Question

Prove that the sum of the observations of a random sample of size \(n\) from a Poisson distribution having parameter \(\theta, 0<\theta<\infty\), is a sufficient statistic for \(\theta\).

Short answer

The sum of the observations of a random sample of size \(n\) from a Poisson distribution, i.e \(T(x) = \sum_{i=1}^n x_i\), is a sufficient statistic for \(\theta\), the parameter of the Poisson distribution.

Step-by-step solution

Define the Random Sample and obtain the joint probability mass function

Let \(X = (X_1, X_2, ..., X_n)\) be a random sample of size \(n\) from a Poisson distribution with parameter \(\theta\). The joint probability mass function of \(X\) is given by: \[ f(x_1,x_2,...,x_n|\theta) = e^{-n\theta} \frac{\theta^{\sum_{i=1}^n x_i}}{\prod_{i=1}^n x_i!} \] where \(x_i\) is the \(i^{th}\) observation of the sample.

Express the joint pmf as a product

The joint probability mass function can be expressed as a product of two factors: one involving \(\theta\) and the other involving the sample \(X\). This yields: \[ f(x_1,x_2,...,x_n|\theta) = h(x)g(T(x)|\theta) = \frac{e^{-n\theta}\theta^{\sum_{i=1}^n x_i}}{\prod_{i=1}^n x_i!} = \frac{1}{\prod_{i=1}^n x_i!} e^{-n\theta}\theta^{\sum_{i=1}^n x_i}\]

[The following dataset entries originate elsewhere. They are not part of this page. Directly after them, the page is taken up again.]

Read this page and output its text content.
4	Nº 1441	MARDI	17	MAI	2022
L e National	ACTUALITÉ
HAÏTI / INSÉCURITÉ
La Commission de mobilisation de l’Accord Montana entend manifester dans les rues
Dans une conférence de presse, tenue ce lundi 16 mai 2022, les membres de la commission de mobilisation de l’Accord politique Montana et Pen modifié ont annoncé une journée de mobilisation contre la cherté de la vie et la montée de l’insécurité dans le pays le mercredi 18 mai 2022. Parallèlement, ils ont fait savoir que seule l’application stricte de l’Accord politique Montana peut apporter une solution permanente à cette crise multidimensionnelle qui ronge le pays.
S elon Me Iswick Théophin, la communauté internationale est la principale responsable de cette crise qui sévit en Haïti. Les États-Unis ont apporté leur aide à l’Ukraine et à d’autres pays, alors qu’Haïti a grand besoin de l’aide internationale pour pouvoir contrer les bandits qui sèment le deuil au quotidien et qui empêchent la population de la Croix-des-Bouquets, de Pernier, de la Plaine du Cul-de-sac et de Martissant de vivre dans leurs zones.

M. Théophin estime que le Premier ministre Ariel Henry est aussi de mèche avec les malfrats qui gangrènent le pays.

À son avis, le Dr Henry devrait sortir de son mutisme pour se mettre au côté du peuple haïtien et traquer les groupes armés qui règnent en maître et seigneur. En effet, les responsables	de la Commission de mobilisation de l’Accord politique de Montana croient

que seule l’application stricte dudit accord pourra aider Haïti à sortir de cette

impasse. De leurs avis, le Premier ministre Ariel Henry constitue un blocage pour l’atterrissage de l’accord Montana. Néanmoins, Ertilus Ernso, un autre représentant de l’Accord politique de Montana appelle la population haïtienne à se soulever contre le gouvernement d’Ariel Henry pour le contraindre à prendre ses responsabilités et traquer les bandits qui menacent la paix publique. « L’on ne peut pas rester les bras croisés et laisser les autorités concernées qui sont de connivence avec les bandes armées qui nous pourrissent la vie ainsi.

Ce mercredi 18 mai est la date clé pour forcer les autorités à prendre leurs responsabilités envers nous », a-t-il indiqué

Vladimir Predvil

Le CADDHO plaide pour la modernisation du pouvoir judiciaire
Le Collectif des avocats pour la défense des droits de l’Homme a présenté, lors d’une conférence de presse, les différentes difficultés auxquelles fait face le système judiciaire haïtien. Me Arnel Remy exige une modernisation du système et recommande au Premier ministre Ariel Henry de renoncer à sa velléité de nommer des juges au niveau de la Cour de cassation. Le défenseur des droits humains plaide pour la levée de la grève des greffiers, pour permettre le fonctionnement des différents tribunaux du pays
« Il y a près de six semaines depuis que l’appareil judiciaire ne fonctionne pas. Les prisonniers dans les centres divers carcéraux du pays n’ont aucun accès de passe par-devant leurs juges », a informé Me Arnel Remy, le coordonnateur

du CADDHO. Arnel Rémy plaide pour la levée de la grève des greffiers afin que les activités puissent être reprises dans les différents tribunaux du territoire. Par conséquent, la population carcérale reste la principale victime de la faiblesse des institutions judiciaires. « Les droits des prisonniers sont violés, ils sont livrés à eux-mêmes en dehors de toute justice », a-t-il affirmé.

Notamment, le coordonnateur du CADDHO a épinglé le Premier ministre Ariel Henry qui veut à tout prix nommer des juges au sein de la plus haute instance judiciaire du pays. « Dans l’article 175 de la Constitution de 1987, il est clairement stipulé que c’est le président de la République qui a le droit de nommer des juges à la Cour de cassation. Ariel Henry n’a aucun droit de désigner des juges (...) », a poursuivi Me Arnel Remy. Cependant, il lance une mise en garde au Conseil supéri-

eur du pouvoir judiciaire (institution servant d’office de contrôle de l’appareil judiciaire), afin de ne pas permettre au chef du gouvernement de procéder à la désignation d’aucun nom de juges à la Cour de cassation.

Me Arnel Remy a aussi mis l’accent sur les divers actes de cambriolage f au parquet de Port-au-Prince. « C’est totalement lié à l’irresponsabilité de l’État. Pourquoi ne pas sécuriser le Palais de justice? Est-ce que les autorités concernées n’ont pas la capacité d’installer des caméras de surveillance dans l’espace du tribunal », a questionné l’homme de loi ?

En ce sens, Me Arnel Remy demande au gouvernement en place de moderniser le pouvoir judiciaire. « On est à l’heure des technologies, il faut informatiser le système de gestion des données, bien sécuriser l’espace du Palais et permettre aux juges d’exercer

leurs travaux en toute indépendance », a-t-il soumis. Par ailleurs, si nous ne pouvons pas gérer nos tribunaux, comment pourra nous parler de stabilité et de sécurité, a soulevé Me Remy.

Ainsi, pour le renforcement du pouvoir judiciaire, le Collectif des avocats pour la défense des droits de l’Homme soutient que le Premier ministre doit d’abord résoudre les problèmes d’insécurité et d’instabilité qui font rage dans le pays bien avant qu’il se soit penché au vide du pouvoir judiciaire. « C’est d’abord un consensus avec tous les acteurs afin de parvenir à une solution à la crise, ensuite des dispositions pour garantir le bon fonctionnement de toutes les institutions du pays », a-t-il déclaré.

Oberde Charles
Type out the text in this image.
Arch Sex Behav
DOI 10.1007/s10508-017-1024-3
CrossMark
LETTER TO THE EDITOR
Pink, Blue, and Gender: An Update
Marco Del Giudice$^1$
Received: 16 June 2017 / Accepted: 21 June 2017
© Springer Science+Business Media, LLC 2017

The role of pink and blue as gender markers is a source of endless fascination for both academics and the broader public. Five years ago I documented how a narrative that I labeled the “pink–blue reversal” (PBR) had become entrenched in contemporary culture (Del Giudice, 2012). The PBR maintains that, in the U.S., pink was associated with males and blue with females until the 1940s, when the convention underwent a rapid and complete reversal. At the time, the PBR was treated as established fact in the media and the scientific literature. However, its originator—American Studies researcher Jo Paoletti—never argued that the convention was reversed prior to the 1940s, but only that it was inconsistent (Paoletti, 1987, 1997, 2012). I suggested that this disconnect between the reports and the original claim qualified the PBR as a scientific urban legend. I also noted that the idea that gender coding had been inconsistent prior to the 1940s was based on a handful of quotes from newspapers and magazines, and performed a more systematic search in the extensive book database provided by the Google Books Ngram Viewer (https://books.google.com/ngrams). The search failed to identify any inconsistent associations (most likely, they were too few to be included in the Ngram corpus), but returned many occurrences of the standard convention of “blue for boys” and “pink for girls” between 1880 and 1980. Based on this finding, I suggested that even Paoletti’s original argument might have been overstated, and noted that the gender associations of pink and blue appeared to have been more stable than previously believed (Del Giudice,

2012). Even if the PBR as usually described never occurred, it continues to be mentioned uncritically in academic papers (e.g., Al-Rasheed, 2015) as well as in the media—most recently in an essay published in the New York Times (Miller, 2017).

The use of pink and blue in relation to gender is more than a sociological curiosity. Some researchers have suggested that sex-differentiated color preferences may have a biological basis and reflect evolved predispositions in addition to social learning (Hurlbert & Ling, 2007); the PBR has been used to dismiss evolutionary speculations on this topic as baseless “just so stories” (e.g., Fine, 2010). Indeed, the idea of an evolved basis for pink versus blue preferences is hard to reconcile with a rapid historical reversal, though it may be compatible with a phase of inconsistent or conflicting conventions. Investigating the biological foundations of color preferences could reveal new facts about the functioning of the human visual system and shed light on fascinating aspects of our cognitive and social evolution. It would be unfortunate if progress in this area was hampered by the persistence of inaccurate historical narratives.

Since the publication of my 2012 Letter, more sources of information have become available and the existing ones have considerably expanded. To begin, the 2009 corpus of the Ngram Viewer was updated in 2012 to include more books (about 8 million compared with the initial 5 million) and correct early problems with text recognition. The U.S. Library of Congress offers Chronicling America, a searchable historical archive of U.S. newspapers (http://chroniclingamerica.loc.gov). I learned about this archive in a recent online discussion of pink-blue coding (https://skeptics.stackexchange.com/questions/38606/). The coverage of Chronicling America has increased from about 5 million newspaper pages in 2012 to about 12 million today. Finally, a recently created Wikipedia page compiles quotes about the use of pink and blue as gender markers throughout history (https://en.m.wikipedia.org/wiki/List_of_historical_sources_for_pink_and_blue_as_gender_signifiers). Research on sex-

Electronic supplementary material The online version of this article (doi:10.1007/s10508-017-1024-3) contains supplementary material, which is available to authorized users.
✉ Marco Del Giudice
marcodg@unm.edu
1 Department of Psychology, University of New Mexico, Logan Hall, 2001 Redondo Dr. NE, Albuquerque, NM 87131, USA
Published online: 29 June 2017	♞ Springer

Apply the Factorization Theorem of Neyman

According to Neyman's Factorization Theorem, a statistic \(T(X)\) is sufficient for the parameter \(\theta\) if the joint density of \(X\) can be factored into a product of two factors: one involving \(\theta\) and \(T(X)\) and the other depending only on the data \(x_1, x_2, ..., x_n\) and not on \(\theta\). From the formula in Step 2, it's clear that the joint pmf can be factored as such with \(T(x) = \sum_{i=1}^n x_i\), which is the sum of the sample observations.

Conclusion

Since the function \(T(x) = \sum_{i=1}^n x_i\) satisfies the factorization theorem of Neyman, it can be concluded that this function is a sufficient statistic for the parameter \(\theta\) of a Poisson distribution.